Free-breathing multi-parametric SASHA (mSASHA) mapping provides reliable non-contrast myocardial characterization in a pediatric and adult congenital population.

作者信息

Christopher Adam B, Gurijala Nyshidha, Cross Russell R, Olivieri Laura J, Chow Kelvin

机构信息

Division of Cardiology, UPMC Children's Hospital of Pittsburgh, Pittsburgh, PA, USA.

Boston University Medical Center, Boston, MA, USA.

出版信息

Int J Cardiovasc Imaging. 2025 Mar;41(3):549-557. doi: 10.1007/s10554-025-03341-w. Epub 2025 Jan 29.

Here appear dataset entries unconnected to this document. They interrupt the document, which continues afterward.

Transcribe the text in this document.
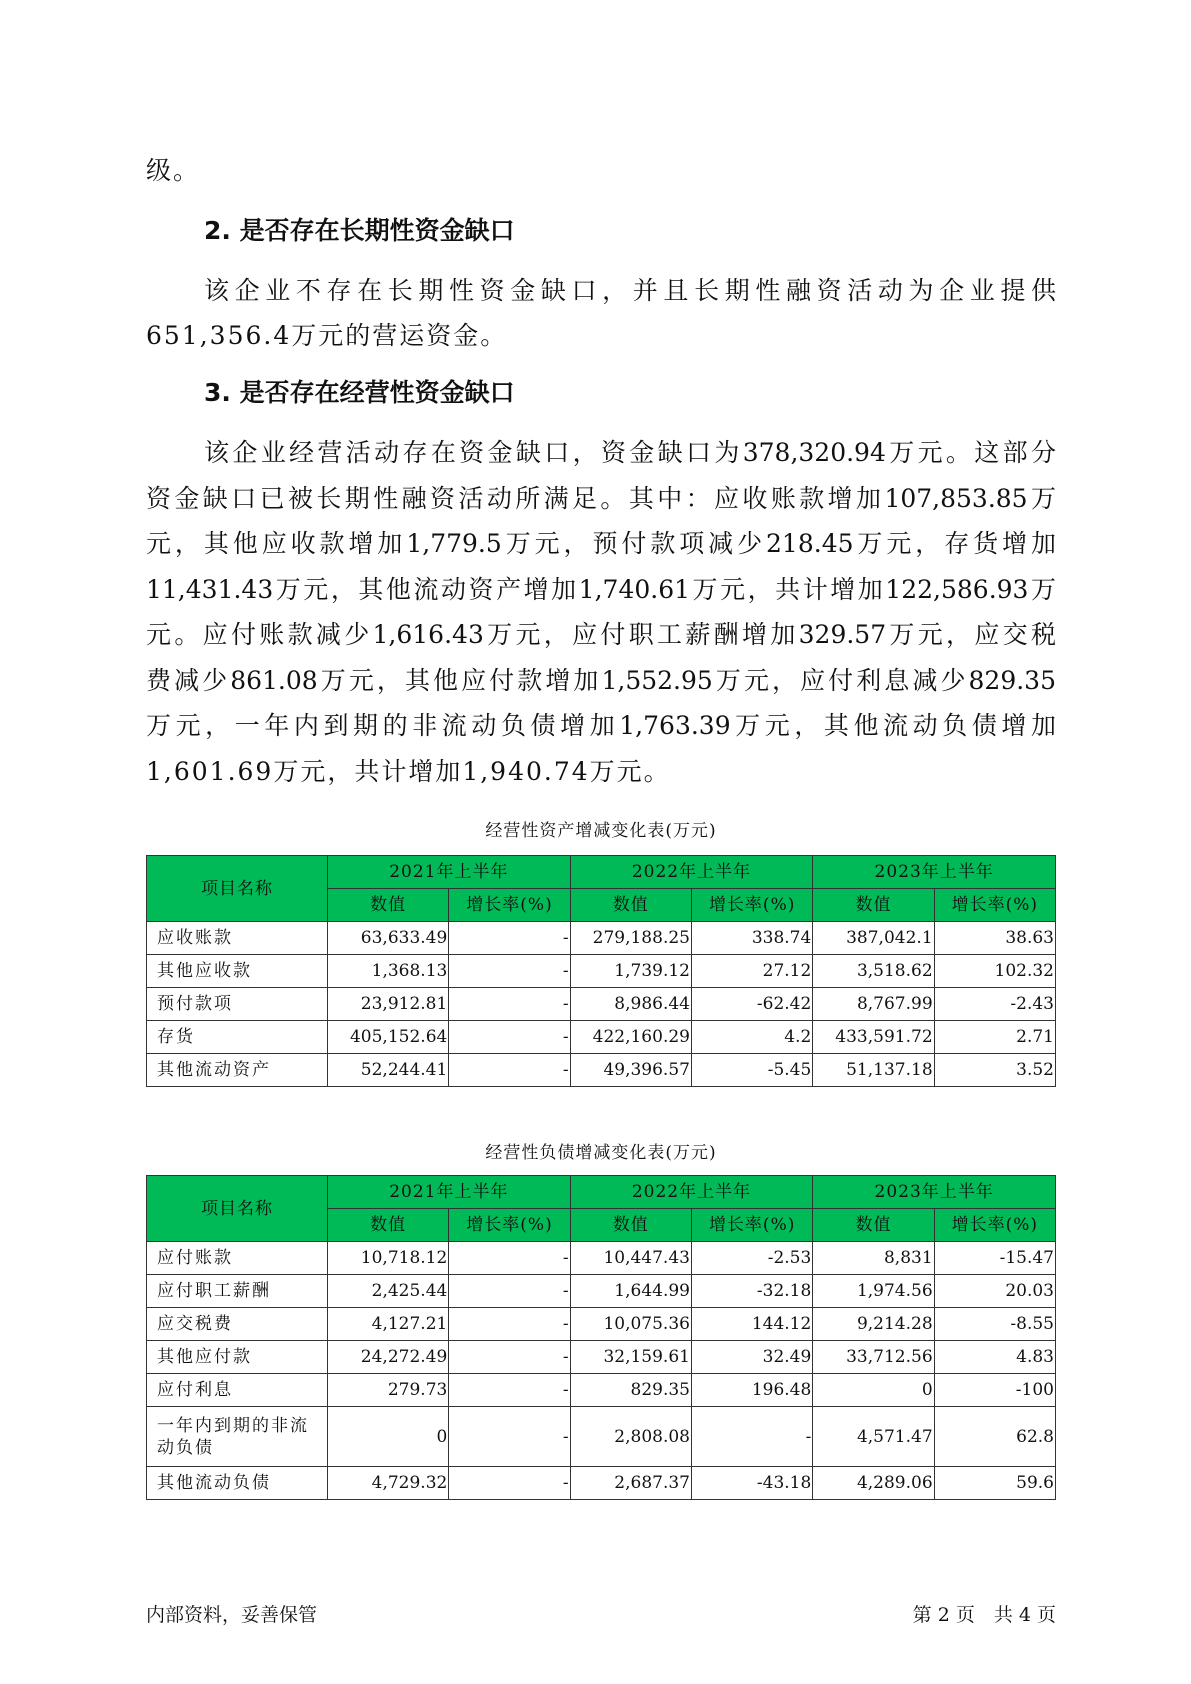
级。
2. 是否存在长期性资金缺口
该企业不存在长期性资金缺口，并且长期性融资活动为企业提供
651,356.4万元的营运资金。
3. 是否存在经营性资金缺口
该企业经营活动存在资金缺口，资金缺口为378,320.94万元。这部分
资金缺口已被长期性融资活动所满足。其中：应收账款增加107,853.85万
元，其他应收款增加1,779.5万元，预付款项减少218.45万元，存货增加
11,431.43万元，其他流动资产增加1,740.61万元，共计增加122,586.93万
元。应付账款减少1,616.43万元，应付职工薪酬增加329.57万元，应交税
费减少861.08万元，其他应付款增加1,552.95万元，应付利息减少829.35
万元，一年内到期的非流动负债增加1,763.39万元，其他流动负债增加
1,601.69万元，共计增加1,940.74万元。
经营性资产增减变化表(万元)
项目名称	2021年上半年		2022年上半年		2023年上半年	
	数值	增长率(%)	数值	增长率(%)	数值	增长率(%)
应收账款	63,633.49	-	279,188.25	338.74	387,042.1	38.63
其他应收款	1,368.13	-	1,739.12	27.12	3,518.62	102.32
预付款项	23,912.81	-	8,986.44	-62.42	8,767.99	-2.43
存货	405,152.64	-	422,160.29	4.2	433,591.72	2.71
其他流动资产	52,244.41	-	49,396.57	-5.45	51,137.18	3.52
经营性负债增减变化表(万元)
项目名称	2021年上半年		2022年上半年		2023年上半年	
	数值	增长率(%)	数值	增长率(%)	数值	增长率(%)
应付账款	10,718.12	-	10,447.43	-2.53	8,831	-15.47
应付职工薪酬	2,425.44	-	1,644.99	-32.18	1,974.56	20.03
应交税费	4,127.21	-	10,075.36	144.12	9,214.28	-8.55
其他应付款	24,272.49	-	32,159.61	32.49	33,712.56	4.83
应付利息	279.73	-	829.35	196.48	0	-100
一年内到期的非流动负债	0	-	2,808.08	-	4,571.47	62.8
其他流动负债	4,729.32	-	2,687.37	-43.18	4,289.06	59.6
内部资料，妥善保管	第 2 页　共 4 页
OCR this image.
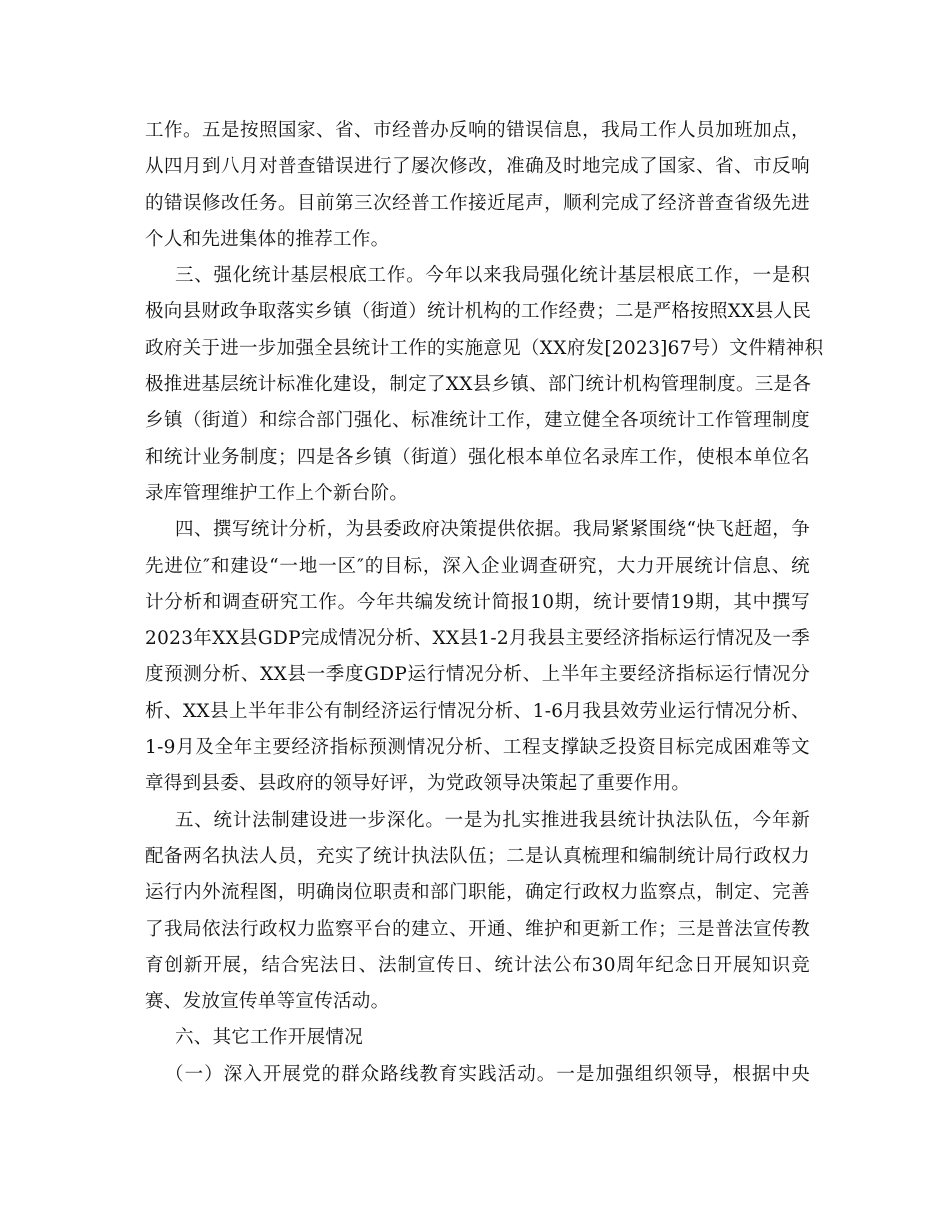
工作。五是按照国家、省、市经普办反响的错误信息，我局工作人员加班加点，
从四月到八月对普查错误进行了屡次修改，准确及时地完成了国家、省、市反响
的错误修改任务。目前第三次经普工作接近尾声，顺利完成了经济普查省级先进
个人和先进集体的推荐工作。
三、强化统计基层根底工作。今年以来我局强化统计基层根底工作，一是积
极向县财政争取落实乡镇（街道）统计机构的工作经费；二是严格按照XX县人民
政府关于进一步加强全县统计工作的实施意见（XX府发[2023]67号）文件精神积
极推进基层统计标准化建设，制定了XX县乡镇、部门统计机构管理制度。三是各
乡镇（街道）和综合部门强化、标准统计工作，建立健全各项统计工作管理制度
和统计业务制度；四是各乡镇（街道）强化根本单位名录库工作，使根本单位名
录库管理维护工作上个新台阶。
四、撰写统计分析，为县委政府决策提供依据。我局紧紧围绕“快飞赶超，争
先进位″和建设“一地一区″的目标，深入企业调查研究，大力开展统计信息、统
计分析和调查研究工作。今年共编发统计简报10期，统计要情19期，其中撰写
2023年XX县GDP完成情况分析、XX县1-2月我县主要经济指标运行情况及一季
度预测分析、XX县一季度GDP运行情况分析、上半年主要经济指标运行情况分
析、XX县上半年非公有制经济运行情况分析、1-6月我县效劳业运行情况分析、
1-9月及全年主要经济指标预测情况分析、工程支撑缺乏投资目标完成困难等文
章得到县委、县政府的领导好评，为党政领导决策起了重要作用。
五、统计法制建设进一步深化。一是为扎实推进我县统计执法队伍，今年新
配备两名执法人员，充实了统计执法队伍；二是认真梳理和编制统计局行政权力
运行内外流程图，明确岗位职责和部门职能，确定行政权力监察点，制定、完善
了我局依法行政权力监察平台的建立、开通、维护和更新工作；三是普法宣传教
育创新开展，结合宪法日、法制宣传日、统计法公布30周年纪念日开展知识竞
赛、发放宣传单等宣传活动。
六、其它工作开展情况
（一）深入开展党的群众路线教育实践活动。一是加强组织领导，根据中央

DOI:10.1007/s10554-025-03341-w
PMID:39875701
Abstract

Parametric mapping has become a standard of care technique for the non-invasive assessment of myocardial edema and fibrosis. Conventional MOLLI-based T1 mapping is susceptible to many confounding effects particularly in the pediatric population. The requirement for compliant breath holds is a major limitation for younger or more ill patients. The advent of free-breathing SASHA-based multi-parametric mapping with motion correction therefore offers a significant advantage in pediatric cohorts. With IRB approval and consent/assent, children and adults with congenital heart disease underwent both conventional breath-held MOLLI-based T1 and T2 TrueFISP mapping as well as free-breathing multi-parametric SASHA assessment in the context of a clinically indicated study on a 1.5T magnet. A total of 71 subjects with mean age of 19.3 ± 8.6 years were scanned. Free-breathing multiparametric SASHA T1 and T2 values were moderately correlated with breath-held MOLLI/T2p-bSSFP (r = 0.52). Importantly free-breathing SASHA-based T1 maps were able to discriminate between patients with late gadolinium enhancement with a statistically significant difference in mean T1 values (p = 0.03). Free-breathing multiparametric SASHA allows for reliable myocardial characterization with moderate correlation to conventional breath-held T1 and T2 mapping techniques in a small and heterogenous sample of pediatric and congenital cardiac subjects.

摘要

参数映射已成为心肌水肿和纤维化无创评估的标准护理技术。传统的基于MOLLI的T1映射易受多种混杂效应的影响,尤其是在儿科人群中。对于年幼或病情较重的患者,要求保持呼吸配合是一个主要限制。因此,基于自由呼吸SASHA的多参数映射并带有运动校正的技术在儿科队列中具有显著优势。经机构审查委员会(IRB)批准并获得同意/赞成后,患有先天性心脏病的儿童和成人在一项针对1.5T磁体的临床指示研究中,接受了传统的屏气基于MOLLI的T1和T2 TrueFISP映射以及自由呼吸多参数SASHA评估。总共扫描了71名平均年龄为19.3±8.6岁的受试者。自由呼吸多参数SASHA的T1和T2值与屏气MOLLI/T2p-bSSFP呈中度相关(r = 0.52)。重要的是,基于自由呼吸SASHA的T1图能够区分延迟钆增强患者,其平均T1值存在统计学显著差异(p = 0.03)。自由呼吸多参数SASHA能够在一小群异质性的儿科和先天性心脏病受试者中,与传统的屏气T1和T2映射技术进行中度相关的可靠心肌特征分析。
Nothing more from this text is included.